Eagerly, she turned the page, ready to devour the next section, which she hoped would contain more details, more warnings, more anything.

The page was gone.

Not just blank. Torn.

A jagged, vicious rip ran from the top of the page to the bottom, a scar of violence on the fragile vellum. The missing piece was sizable, a quarter of the page, and she could see the dark, frayed edges where it had been ripped away. Her soaring hope plummeted, replaced by a cold, sinking dread. She flipped back and forth, her movements frantic. The rest of the book was intact. It was only this page. Only this section. Only the most crucial piece of information.

With a sinking feeling, she examined the tear more closely. The edges weren't just old and worn. They were singed. A thin, cauterized line of black magic, dark and acrid even after all these centuries, sealed the wound. This wasn't the work of time. This was deliberate. Someone had found this text before she had. Someone had known what this ritual was, and they had destroyed it.

But why? Who would have wanted to prevent the Anchor from speaking? Moros? He was gone, his consciousness a prisoner within the very system Konto now controlled. The Somnambulist? She had been a creature of the dreamscape, not a scholar. This felt older, more methodical. It felt like the work of the Magisterium itself, in its infancy. Perhaps the first Anchors had proven too powerful, too dangerous. Perhaps they had decided that a silent god was a safer god than one who could speak.

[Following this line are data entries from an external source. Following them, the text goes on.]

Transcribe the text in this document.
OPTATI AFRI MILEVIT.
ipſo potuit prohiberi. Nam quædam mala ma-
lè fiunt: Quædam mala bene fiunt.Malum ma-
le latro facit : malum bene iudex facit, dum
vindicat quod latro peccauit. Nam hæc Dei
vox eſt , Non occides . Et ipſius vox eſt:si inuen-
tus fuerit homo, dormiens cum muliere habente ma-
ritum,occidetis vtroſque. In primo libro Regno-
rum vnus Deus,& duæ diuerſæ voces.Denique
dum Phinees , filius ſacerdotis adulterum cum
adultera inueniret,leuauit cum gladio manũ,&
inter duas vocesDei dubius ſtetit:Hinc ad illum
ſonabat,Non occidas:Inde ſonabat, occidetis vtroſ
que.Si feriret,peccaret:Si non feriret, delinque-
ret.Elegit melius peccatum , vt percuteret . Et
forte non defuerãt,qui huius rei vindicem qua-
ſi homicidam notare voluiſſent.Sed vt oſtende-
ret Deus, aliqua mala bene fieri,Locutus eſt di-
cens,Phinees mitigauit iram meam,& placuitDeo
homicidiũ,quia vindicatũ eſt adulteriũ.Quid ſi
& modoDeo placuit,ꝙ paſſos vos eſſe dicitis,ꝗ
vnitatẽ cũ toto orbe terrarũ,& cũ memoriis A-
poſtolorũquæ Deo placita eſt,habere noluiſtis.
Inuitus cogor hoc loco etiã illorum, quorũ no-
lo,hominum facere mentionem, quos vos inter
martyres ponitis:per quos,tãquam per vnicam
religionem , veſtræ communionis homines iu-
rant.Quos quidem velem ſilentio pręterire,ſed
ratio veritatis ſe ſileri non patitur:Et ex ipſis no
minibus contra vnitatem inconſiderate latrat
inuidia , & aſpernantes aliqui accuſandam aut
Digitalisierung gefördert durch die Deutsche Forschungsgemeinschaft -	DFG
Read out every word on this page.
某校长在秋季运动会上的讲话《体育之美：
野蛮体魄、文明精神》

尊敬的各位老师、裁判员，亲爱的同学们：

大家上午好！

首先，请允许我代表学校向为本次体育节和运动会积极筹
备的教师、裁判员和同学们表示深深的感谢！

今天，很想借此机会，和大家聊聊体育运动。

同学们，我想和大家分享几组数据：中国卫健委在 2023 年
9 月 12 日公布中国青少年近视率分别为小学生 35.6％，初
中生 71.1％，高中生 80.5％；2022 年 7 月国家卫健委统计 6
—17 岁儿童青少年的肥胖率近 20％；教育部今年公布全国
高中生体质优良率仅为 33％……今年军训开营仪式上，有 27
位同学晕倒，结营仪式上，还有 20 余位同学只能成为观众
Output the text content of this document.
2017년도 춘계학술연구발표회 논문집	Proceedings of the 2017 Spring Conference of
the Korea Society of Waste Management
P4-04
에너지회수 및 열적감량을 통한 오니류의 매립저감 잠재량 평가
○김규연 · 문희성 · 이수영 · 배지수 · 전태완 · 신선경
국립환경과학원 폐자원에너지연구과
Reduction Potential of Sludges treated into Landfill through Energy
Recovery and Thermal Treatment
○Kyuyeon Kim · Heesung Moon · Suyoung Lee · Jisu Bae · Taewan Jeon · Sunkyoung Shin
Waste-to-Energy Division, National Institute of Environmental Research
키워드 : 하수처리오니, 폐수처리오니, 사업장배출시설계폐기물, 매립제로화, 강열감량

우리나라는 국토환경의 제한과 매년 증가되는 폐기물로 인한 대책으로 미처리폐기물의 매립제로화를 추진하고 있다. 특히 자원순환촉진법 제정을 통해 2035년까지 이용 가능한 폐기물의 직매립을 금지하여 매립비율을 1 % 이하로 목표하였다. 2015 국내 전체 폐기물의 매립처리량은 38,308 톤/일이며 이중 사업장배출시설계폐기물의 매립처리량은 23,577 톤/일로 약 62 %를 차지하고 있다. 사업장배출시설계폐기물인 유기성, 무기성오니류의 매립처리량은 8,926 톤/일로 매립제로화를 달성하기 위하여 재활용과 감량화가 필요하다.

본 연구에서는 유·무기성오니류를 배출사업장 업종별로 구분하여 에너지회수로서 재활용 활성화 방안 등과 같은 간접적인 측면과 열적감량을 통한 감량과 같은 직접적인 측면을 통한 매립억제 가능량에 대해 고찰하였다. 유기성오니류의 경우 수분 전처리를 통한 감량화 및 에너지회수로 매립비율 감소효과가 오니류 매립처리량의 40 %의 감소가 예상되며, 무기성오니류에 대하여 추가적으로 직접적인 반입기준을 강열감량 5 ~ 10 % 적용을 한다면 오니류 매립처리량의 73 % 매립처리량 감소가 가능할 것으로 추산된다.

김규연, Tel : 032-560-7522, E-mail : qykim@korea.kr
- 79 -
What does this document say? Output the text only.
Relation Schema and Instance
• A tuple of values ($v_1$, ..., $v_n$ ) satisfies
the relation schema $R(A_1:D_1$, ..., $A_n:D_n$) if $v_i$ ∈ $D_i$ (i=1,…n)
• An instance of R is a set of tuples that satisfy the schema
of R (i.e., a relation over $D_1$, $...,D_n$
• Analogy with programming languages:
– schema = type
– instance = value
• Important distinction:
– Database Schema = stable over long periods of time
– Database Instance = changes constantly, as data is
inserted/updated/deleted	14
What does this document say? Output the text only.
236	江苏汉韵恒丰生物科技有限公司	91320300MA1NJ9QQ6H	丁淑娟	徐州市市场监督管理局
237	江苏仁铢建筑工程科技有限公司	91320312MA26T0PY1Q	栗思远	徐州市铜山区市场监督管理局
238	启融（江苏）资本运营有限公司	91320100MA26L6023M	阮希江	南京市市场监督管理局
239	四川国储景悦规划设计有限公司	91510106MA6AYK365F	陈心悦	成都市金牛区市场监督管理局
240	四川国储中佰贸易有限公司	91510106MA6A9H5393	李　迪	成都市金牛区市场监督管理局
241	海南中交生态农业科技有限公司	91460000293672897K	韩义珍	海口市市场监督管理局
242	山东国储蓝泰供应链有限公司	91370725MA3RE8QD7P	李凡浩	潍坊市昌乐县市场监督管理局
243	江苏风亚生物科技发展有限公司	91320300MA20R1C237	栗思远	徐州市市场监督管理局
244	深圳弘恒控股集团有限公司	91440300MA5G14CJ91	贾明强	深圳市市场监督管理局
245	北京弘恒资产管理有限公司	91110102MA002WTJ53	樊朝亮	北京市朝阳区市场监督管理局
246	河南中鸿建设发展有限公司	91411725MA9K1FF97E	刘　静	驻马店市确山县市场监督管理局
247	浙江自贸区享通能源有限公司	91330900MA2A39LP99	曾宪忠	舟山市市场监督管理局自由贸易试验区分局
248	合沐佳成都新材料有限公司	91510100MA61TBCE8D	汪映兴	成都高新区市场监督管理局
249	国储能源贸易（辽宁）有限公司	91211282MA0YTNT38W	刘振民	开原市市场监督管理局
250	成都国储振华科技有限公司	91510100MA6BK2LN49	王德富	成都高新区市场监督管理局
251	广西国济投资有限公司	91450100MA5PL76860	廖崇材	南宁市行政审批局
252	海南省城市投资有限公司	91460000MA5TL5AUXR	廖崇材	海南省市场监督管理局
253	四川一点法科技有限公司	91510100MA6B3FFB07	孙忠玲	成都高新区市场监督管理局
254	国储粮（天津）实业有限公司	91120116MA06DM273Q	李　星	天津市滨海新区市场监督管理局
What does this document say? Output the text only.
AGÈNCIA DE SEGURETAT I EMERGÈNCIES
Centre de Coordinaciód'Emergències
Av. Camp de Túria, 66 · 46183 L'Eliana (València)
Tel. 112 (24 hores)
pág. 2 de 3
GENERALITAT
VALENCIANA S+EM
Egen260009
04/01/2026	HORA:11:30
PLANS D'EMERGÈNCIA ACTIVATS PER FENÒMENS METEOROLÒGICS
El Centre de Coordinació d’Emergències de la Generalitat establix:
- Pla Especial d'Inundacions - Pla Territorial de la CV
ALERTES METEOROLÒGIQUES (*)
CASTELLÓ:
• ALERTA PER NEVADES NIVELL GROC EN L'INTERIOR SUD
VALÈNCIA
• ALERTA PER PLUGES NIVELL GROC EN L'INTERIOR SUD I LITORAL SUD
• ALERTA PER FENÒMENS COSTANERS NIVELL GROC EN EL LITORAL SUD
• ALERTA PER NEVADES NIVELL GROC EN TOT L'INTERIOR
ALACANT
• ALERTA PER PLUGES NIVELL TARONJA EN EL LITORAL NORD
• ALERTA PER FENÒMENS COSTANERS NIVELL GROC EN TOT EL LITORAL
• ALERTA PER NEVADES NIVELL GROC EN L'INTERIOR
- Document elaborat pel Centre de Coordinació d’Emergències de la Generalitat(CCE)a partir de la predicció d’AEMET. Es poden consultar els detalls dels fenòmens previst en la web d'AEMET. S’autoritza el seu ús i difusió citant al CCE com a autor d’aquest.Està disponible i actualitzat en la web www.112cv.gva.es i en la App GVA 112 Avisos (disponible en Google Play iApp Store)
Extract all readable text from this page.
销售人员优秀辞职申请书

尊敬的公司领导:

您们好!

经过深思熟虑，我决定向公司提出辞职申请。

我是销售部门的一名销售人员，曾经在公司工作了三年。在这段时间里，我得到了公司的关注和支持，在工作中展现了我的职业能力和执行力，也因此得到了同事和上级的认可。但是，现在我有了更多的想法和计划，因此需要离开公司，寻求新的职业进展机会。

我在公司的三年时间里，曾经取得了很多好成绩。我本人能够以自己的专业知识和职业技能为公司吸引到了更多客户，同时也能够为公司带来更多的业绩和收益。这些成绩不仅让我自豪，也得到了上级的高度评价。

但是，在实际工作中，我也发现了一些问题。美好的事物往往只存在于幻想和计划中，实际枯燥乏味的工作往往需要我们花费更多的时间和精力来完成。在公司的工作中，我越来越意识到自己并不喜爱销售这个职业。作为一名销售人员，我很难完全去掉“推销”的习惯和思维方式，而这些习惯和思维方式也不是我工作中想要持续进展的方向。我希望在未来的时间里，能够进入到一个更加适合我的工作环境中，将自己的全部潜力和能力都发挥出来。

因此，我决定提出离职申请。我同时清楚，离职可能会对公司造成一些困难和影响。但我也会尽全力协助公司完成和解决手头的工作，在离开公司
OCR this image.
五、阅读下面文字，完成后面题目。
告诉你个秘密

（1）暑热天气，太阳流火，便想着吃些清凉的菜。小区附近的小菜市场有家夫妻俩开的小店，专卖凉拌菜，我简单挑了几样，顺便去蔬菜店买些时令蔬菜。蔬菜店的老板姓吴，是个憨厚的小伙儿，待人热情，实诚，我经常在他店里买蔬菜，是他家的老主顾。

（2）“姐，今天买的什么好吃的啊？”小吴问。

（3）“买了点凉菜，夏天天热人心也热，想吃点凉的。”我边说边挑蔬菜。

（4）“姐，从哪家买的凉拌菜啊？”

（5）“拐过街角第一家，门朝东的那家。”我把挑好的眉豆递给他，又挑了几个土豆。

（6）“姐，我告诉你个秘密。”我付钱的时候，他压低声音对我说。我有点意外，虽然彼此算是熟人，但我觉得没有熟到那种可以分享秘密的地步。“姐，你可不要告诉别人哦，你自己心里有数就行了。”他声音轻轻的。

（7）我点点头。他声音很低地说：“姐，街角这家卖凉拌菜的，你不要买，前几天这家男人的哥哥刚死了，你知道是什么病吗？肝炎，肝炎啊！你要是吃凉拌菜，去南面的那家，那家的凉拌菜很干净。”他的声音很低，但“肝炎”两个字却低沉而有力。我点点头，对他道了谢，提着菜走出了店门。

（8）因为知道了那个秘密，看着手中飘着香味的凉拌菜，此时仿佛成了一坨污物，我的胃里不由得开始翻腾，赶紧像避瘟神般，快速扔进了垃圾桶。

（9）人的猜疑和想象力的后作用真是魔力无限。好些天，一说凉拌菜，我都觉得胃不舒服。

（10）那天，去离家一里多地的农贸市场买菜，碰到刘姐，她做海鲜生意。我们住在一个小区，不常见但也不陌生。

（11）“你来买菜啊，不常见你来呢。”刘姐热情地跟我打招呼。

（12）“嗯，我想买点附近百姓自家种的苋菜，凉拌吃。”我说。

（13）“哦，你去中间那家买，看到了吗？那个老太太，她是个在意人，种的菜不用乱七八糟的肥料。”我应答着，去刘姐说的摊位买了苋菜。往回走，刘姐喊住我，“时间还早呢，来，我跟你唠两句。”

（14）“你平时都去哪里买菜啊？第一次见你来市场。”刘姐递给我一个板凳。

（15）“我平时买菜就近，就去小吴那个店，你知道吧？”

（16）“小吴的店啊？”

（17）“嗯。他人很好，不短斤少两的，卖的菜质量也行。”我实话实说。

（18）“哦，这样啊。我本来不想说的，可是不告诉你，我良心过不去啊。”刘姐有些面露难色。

Her eyes fell upon the remaining text on the torn page. Above the rip, a single phrase remained, part of a heading for the missing section. "The Catalyst's Price." Below the rip, another fragment of a sentence survived. "...requires a sacrifice of memory, a piece of the self offered to the dreamscape to..."

The sentence cut off. The rest was gone.

The ritual had a cost. A terrible, personal cost. And the information on how to pay it, or what it even meant, had been stolen.

Liraya slumped back in her chair, the weight of the discovery pressing down on her. She had found the key, but it was broken. The hope she had so fiercely clung to now felt like a cruel joke. She had a way to reach him, but the instructions were incomplete, a recipe for a miracle with the most critical step torn away. The missing piece of the page wasn't just a piece of paper. It was Konto's voice. And it was out there, somewhere, lost to history.